Larry Lutz

No. 25 – California Golden Bears
- Position: Tackle
- Class: Graduate

Personal information
- Born: 1913
- Died: 1998 (aged 84–85)

Career information
- College: California (1933–1935);

Awards and highlights
- Consensus All-American (1935); 2× First-team All-PCC (1933, 1935);

= Larry Lutz =

American football player and coach (1913–1998)

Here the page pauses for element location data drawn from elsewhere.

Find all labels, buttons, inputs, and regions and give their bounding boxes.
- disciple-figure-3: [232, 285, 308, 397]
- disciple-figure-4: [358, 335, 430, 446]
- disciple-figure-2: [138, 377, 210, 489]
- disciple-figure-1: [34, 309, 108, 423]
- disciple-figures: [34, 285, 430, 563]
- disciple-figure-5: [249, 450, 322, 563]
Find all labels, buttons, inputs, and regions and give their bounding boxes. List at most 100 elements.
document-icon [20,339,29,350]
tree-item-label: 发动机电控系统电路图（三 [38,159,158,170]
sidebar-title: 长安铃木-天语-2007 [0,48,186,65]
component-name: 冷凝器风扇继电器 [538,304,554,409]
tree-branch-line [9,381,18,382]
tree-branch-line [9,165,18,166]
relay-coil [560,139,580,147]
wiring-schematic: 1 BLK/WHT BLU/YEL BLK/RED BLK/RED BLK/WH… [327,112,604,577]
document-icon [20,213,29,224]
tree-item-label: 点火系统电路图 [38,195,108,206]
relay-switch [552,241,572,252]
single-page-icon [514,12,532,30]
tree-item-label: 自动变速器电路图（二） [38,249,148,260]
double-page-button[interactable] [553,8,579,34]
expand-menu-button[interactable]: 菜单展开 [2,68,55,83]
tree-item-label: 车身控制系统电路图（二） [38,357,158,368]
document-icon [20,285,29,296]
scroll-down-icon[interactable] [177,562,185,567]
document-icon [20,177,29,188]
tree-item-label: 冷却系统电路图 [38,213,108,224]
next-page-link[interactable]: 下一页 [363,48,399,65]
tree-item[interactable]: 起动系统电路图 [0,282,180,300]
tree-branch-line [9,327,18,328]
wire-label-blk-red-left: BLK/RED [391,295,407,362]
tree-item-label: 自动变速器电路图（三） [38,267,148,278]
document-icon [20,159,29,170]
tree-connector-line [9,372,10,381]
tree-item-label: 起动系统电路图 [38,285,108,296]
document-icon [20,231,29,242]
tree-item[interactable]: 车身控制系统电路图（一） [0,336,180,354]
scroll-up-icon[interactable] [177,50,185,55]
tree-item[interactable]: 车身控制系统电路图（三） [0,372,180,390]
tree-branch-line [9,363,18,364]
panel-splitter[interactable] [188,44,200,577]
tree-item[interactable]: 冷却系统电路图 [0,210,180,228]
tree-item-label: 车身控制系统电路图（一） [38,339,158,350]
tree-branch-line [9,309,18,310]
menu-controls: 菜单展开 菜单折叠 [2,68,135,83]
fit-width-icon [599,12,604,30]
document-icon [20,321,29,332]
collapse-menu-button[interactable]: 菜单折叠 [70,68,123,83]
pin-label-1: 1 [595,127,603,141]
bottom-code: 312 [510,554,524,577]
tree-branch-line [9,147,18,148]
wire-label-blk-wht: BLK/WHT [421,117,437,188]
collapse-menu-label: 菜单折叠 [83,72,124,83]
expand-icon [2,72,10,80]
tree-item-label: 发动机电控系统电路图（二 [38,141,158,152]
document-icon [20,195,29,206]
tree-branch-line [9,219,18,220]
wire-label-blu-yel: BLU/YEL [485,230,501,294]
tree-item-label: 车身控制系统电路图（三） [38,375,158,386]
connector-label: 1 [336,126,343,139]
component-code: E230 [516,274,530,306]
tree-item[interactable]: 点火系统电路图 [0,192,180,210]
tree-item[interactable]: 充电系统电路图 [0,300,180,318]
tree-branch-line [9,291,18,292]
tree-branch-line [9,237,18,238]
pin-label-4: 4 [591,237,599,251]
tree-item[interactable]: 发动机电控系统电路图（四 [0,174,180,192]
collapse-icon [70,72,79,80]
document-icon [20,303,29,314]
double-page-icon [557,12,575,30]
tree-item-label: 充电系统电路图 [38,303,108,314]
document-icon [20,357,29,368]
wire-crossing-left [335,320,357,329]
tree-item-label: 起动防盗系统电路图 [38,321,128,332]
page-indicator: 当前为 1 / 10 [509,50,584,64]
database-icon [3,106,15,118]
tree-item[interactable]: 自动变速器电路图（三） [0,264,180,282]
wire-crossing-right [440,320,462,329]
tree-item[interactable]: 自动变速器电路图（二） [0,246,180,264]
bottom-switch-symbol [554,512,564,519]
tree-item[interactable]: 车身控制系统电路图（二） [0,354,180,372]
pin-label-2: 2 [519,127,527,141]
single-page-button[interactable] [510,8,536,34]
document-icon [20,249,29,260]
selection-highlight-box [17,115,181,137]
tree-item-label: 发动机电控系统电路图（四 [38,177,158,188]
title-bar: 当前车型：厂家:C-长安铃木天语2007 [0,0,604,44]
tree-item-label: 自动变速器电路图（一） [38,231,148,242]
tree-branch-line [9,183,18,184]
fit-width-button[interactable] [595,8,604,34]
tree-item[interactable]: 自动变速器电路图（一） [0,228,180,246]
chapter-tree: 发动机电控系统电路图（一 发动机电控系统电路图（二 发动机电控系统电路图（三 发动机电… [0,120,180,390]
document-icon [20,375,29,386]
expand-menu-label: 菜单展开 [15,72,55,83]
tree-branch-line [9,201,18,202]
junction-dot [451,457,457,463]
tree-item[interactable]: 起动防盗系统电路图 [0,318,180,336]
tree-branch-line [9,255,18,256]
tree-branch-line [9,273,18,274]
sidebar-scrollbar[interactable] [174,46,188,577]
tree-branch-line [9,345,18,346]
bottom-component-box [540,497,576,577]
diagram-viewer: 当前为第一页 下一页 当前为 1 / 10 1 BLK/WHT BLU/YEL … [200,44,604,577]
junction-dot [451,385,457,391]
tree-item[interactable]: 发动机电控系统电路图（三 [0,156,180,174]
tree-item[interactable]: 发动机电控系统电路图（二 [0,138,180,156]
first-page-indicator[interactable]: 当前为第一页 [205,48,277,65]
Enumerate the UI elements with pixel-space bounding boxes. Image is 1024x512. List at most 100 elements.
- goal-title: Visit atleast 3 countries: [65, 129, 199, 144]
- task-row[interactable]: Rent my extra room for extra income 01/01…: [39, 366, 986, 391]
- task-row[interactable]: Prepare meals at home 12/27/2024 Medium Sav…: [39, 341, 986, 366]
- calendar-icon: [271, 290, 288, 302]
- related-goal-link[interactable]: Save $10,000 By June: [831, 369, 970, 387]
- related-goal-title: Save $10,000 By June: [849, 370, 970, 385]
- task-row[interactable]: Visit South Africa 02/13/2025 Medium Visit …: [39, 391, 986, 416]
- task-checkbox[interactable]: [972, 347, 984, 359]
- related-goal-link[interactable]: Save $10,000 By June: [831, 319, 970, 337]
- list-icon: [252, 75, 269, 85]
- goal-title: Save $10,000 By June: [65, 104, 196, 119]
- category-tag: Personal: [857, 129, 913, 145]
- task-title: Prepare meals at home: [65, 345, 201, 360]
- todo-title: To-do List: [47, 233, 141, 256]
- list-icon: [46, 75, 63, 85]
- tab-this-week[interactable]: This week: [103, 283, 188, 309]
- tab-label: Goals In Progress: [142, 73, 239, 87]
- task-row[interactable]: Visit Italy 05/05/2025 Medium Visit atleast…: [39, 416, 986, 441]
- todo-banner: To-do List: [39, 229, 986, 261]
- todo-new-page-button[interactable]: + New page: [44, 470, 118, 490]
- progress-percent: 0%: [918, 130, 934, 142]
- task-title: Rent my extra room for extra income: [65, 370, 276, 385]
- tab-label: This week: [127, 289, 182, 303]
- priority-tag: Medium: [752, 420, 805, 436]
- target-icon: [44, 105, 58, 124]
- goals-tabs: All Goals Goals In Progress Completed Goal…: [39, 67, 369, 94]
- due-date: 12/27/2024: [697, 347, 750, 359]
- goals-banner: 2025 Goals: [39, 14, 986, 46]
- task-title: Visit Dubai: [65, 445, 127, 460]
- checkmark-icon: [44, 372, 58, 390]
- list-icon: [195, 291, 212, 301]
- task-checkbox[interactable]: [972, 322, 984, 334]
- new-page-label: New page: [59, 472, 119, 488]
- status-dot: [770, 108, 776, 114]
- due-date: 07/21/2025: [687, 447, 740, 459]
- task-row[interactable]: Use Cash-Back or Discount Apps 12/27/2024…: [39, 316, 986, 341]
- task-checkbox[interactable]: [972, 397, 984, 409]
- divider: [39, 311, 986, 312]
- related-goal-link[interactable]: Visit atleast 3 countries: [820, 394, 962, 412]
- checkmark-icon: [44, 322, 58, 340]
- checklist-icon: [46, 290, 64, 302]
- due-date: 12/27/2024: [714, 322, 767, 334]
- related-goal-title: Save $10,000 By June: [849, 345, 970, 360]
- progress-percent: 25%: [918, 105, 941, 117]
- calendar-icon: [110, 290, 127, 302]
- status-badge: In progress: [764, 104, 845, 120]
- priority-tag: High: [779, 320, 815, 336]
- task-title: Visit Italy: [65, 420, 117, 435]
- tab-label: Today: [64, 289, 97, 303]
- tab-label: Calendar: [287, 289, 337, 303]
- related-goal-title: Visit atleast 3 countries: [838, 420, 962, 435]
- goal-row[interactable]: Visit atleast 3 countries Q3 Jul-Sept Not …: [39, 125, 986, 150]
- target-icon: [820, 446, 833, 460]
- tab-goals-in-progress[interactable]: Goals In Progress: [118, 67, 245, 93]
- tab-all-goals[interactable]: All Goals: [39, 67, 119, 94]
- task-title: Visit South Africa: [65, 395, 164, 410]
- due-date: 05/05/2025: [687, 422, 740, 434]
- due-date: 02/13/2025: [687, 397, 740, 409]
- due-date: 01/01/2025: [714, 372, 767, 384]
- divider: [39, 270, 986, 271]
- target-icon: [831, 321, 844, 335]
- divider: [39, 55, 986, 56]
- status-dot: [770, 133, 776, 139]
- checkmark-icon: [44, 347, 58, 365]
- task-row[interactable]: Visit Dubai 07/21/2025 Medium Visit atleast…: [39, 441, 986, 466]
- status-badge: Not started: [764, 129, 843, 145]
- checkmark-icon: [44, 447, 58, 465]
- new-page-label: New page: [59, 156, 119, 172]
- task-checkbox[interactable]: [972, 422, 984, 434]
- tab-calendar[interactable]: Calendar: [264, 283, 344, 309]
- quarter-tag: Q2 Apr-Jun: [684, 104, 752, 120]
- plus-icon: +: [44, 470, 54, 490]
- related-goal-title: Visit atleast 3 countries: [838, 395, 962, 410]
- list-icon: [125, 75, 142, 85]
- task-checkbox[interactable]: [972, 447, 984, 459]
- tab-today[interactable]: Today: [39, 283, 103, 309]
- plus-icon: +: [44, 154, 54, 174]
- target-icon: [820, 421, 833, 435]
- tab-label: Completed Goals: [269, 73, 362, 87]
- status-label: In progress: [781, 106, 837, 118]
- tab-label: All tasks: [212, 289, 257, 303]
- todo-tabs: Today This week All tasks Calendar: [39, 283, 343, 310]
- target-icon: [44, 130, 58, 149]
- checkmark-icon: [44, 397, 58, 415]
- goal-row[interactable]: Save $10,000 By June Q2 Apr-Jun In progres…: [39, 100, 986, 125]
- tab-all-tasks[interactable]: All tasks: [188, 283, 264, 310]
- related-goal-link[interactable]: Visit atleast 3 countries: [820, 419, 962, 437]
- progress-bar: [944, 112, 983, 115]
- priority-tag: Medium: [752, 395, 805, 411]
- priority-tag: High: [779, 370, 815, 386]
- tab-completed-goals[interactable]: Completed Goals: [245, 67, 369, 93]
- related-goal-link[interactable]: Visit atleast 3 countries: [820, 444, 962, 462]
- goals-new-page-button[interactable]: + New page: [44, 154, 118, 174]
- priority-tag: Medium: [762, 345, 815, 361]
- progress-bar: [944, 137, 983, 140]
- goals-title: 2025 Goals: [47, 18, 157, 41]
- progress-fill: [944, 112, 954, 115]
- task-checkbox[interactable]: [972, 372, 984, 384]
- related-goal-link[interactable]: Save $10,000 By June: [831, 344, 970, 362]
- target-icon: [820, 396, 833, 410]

Lawrence H. Lutz (1913–1998) was an American football player and coach. He played for the California Golden Bears football team from 1933 and 1935. He was selected as a consensus All-American at the tackle position in 1935.

==Biography==
A native of Santa Ana, California, Lutz played football for Santa Ana High School and was selected as the California high school player of the year in 1931. Lutz next enrolled at the University of California, Berkeley. He played tackle for the California Golden Bears as a sophomore in 1933 and as a senior in 1935. He was unable to play in 1934 due to an injury. As a senior in 1935, he was selected as a first-team All-American by the Associated Press, the All-America Board (a board made up of Glenn "Pop" Warner, Christy Walsh, Elmer Layden, Howard Jones and Frank Thomas), the Central Press Association (selected based on the votes of 53 college football captains), and the Walter Camp Football Foundation. He was named a second-team All-American by the United Press and is considered a consensus All-American. In selecting Lutz as an All-American, Associated Press sports editor Alan Gould wrote: "Lutz stood out among linemen on the coast, tackling fiercely and fast enough to draw out for interference when advantageous." At the end of the 1935 season, Lutz's teammates voted Lutz as the honorary captain of the 1935 team. Selected in the 1936 NFL draft, Lutz turned down an offer to play professional football with the Boston Redskins, opting to remain at the University of California as an assistant football coach working with head coach Stub Allison. Lutz also played for the Salinas Iceberg Packers from 1936 to 1937 and for the St. Mary's Pre-Flight Air Devils in 1942. Some accounts indicate he may have also played for the Calgary Bronks in the Canadian Rugby League.